Denver police chief vows to implement policy changes after watchdog report on George Floyd protests
Denver Police Chief Paul Pazen vowed reforms after an independent watchdog castigated the department’s handling of protests following the death of George Floyd.
“I do take accountability and responsibility for our department’s actions,” Pazen said at a Tuesday news conference, according to The Denver Post. “We will use this report to improve.”
The report from the Denver Office of the Independent Monitor found the department did not properly record body camera footage during demonstrations or keep proper records of use of force. It also faulted the department’s use of chemical and impact ammunition, finding, for example, that officers continued using such ammunition on crowds that were already dispersing.
Pazen agreed to 15 of 16 policy changes the report recommended but said the spontaneity of the protests was the primary reason for lack of departmental preparation.

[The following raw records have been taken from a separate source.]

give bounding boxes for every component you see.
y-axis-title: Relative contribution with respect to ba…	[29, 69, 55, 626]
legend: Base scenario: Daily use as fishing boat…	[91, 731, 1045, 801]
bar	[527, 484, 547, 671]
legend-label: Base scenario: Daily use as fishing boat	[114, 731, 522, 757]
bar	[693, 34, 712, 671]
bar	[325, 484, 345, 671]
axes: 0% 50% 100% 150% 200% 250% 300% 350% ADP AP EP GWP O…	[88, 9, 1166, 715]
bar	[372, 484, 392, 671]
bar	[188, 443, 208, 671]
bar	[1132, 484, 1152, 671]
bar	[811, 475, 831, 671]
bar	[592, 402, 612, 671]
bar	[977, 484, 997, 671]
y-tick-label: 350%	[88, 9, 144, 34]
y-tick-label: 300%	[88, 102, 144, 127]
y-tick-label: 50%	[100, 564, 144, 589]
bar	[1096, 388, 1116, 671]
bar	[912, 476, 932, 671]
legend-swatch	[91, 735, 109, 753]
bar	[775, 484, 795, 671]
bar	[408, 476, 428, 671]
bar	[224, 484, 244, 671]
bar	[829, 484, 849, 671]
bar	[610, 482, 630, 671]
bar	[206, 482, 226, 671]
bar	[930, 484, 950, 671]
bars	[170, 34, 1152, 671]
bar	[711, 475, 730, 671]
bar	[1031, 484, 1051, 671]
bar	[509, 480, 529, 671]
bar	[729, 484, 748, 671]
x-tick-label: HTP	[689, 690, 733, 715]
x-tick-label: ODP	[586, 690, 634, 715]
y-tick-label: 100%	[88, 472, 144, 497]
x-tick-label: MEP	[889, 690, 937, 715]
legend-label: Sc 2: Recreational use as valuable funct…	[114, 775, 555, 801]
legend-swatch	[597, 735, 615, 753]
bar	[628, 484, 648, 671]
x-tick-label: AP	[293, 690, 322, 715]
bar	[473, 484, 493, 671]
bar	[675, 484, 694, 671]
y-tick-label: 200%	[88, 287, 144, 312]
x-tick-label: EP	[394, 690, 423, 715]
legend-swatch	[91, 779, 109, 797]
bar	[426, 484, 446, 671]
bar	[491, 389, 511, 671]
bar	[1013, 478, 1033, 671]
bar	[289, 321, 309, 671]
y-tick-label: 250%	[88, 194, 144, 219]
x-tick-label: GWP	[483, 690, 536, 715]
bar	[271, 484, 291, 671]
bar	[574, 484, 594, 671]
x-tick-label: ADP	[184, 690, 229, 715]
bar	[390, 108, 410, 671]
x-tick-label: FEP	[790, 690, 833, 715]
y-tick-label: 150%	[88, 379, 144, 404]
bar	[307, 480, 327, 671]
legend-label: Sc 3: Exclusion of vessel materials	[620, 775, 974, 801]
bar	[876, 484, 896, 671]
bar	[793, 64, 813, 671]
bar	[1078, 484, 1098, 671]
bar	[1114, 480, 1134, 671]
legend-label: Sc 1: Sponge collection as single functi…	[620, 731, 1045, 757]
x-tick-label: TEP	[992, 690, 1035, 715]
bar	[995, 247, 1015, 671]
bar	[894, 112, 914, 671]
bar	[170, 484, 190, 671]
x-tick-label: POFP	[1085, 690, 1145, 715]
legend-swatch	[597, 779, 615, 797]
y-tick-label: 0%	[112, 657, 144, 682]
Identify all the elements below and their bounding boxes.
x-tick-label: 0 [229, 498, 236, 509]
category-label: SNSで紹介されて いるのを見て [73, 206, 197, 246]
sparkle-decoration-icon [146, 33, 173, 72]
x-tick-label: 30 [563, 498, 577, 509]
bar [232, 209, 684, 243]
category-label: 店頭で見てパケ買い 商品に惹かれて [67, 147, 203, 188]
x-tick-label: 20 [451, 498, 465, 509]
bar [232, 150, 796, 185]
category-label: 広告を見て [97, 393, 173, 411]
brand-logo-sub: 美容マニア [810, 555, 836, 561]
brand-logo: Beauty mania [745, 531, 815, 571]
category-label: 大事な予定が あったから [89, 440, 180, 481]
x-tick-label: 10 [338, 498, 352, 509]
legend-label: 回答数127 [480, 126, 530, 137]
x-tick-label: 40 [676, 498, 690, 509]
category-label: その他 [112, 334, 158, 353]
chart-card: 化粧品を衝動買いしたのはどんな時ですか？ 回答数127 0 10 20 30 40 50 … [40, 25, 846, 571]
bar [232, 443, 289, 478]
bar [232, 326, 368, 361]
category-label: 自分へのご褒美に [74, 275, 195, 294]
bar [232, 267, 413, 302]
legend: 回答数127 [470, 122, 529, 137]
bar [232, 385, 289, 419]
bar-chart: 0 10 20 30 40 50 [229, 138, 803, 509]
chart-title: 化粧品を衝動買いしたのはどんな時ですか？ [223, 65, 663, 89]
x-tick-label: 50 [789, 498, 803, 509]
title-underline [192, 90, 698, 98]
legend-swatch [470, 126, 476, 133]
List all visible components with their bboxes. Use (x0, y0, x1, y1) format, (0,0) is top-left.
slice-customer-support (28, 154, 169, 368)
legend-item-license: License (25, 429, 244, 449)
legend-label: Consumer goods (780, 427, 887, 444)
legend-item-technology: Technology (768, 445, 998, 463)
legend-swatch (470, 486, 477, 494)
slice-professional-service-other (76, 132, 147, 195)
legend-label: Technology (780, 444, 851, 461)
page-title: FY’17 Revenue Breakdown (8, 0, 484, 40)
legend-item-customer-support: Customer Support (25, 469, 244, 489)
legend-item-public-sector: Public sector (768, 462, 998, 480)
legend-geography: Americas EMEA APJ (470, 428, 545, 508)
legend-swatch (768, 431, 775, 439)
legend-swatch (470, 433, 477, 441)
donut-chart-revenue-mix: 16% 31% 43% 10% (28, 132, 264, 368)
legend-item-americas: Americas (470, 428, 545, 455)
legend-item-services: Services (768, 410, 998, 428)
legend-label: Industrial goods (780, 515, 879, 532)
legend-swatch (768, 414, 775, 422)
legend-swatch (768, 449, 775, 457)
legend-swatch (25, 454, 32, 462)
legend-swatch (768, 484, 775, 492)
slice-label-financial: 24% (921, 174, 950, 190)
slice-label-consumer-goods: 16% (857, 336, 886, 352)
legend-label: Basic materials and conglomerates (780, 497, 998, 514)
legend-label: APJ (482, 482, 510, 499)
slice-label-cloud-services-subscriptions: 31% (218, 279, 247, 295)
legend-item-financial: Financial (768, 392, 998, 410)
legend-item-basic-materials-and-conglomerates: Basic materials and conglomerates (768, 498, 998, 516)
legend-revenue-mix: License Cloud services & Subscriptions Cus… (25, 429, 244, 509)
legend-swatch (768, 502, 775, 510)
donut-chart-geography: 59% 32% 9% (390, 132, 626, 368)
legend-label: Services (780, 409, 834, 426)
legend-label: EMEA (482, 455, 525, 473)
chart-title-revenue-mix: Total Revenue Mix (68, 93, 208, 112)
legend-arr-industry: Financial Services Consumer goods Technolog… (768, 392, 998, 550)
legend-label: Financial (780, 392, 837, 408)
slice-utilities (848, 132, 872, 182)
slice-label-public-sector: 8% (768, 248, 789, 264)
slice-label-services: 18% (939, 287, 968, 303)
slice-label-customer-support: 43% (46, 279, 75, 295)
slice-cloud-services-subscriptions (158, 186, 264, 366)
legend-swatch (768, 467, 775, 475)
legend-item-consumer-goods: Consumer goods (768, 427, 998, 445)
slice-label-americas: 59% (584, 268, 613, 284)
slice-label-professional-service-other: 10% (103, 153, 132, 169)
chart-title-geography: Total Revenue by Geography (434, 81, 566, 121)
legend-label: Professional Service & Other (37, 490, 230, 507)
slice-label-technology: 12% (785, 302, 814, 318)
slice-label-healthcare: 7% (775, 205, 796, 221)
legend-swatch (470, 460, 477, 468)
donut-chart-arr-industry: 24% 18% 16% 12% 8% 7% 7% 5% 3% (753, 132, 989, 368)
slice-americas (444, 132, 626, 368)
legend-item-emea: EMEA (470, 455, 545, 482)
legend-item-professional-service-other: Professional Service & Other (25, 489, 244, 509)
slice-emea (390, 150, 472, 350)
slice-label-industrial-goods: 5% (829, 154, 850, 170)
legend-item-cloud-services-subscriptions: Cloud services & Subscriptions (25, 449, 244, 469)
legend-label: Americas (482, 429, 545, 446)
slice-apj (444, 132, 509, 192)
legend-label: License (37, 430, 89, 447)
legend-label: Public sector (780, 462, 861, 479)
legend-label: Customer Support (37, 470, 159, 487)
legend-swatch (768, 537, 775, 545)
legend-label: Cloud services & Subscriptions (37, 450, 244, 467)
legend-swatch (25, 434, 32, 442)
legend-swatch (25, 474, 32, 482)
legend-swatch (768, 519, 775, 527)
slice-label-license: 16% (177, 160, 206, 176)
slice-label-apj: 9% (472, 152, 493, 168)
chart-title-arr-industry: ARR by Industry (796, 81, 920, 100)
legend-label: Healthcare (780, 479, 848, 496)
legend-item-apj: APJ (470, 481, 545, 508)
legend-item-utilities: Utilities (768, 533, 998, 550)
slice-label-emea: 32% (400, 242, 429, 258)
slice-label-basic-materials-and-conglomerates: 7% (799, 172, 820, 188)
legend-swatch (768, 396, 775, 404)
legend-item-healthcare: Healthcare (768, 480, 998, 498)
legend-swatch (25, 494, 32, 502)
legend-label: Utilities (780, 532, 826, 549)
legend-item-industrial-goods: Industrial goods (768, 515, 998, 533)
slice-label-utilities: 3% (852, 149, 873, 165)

He also defended some officers’ slowness in completing use-of-force reports, saying they had just completed 12- to 14-hour shifts.
“The word unprecedented has been overused in 2020,” he said, according to the newspaper. “It is underused when talking about the challenges we faced.”
The one recommendation Pazen did not agree to implement was for officers from other agencies to comply with use-of-force and weapons policies specific to the city of Denver.
Some activists, meanwhile, said the recommendations would not be sufficient to address the issues raised in the report.
“The idea that body cameras and transparency is going to solve the over-policing and excessive force against our minority communities is just not true,” Jes Jones, a criminal defense attorney and organizer with the Colorado chapter of the National Lawyers Guild, told the newspaper.
During the protests, Jones said, “There were protesters who described themselves as being hunted by police … as being corralled by police. The stories were consistent and egregious.”